4 of 769 comments (clear)

  1. Why? by B33rNinj4 · · Score: 5, Interesting

    Is it really so hard to just grind the beans and brew it yourself? I do this every morning.

    1. Re:Why? by roc97007 · · Score: 4, Interesting

      Downside : a normal coffee brew process generates 6-12 cups of Joe.

      I guess we could all switch to a press ... but that's a bit messy and requires a stand alone heating method (I've not the space to keep a proper tea kettle on my office desk)

      Keurig provides a clean single-cup solution

      It creates a lot of waste, though. Trendy, but not very green.
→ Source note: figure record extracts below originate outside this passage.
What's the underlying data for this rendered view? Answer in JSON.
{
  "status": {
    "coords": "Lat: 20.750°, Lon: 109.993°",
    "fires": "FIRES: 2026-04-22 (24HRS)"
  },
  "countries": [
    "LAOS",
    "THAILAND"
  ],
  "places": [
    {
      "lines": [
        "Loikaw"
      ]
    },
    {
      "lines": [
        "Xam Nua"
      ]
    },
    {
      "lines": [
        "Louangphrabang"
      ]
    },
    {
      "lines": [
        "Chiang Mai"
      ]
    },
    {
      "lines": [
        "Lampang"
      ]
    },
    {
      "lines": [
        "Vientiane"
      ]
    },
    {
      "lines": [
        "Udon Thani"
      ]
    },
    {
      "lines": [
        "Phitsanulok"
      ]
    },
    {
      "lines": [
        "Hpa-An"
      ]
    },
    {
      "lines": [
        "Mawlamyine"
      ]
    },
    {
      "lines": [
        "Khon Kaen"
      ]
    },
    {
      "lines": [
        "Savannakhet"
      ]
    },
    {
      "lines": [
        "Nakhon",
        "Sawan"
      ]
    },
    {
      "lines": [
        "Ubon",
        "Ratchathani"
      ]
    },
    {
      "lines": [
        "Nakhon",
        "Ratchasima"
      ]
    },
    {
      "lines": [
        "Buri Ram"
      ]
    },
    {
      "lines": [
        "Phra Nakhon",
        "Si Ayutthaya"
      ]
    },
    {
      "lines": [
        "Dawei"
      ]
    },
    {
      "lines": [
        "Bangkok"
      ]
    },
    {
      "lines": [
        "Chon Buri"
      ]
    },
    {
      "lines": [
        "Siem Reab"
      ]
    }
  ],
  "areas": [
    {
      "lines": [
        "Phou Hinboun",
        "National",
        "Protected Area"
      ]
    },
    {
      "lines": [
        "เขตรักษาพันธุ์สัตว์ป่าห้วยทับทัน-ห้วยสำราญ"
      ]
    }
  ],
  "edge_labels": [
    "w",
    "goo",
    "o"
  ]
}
Kind of like the personal electronics industry.

      --
      Oliver's law of assumed responsibility: If you're seen fixing it, you will be blamed for breaking it.
    2. Re:Why? by carlhaagen · · Score: 4, Interesting

      It's about the cost, not the coffee or the effort. High price tags attract people who suffer the "spender syndrome" - dishing out a lot of money on something even plain or generic gives these people a feeling of being above the average, being set aside from the rest of us, of enjoying something that is "exclusive" only to their kind.

      It's like when you find the exact same piece of generic furniture sold at (but not designed by) IKEA in some upstreet furniture shop - IKEA would call it "ROBUST" (or whatever) and sell it for $89, while the other "boutique" will call it "Multimedia bench in Nordic pinewood" at thrice the pricetag. People with money will buy it, and they will feel like they did a better deal than paying $89 at IKEA. It's one of the oldest tricks in the book of retail.

  2. That $30 Mr. Coffee Espresso maker... by Anonymous Coward · · Score: 5, Interesting

    That $30 Mr. Coffee espresso maker that breaks down after two years actually makes better economic sense. I amortized the busted unit over two years (sometimes longer) and achieved $0.57/shot espresso. Keurig can suck it.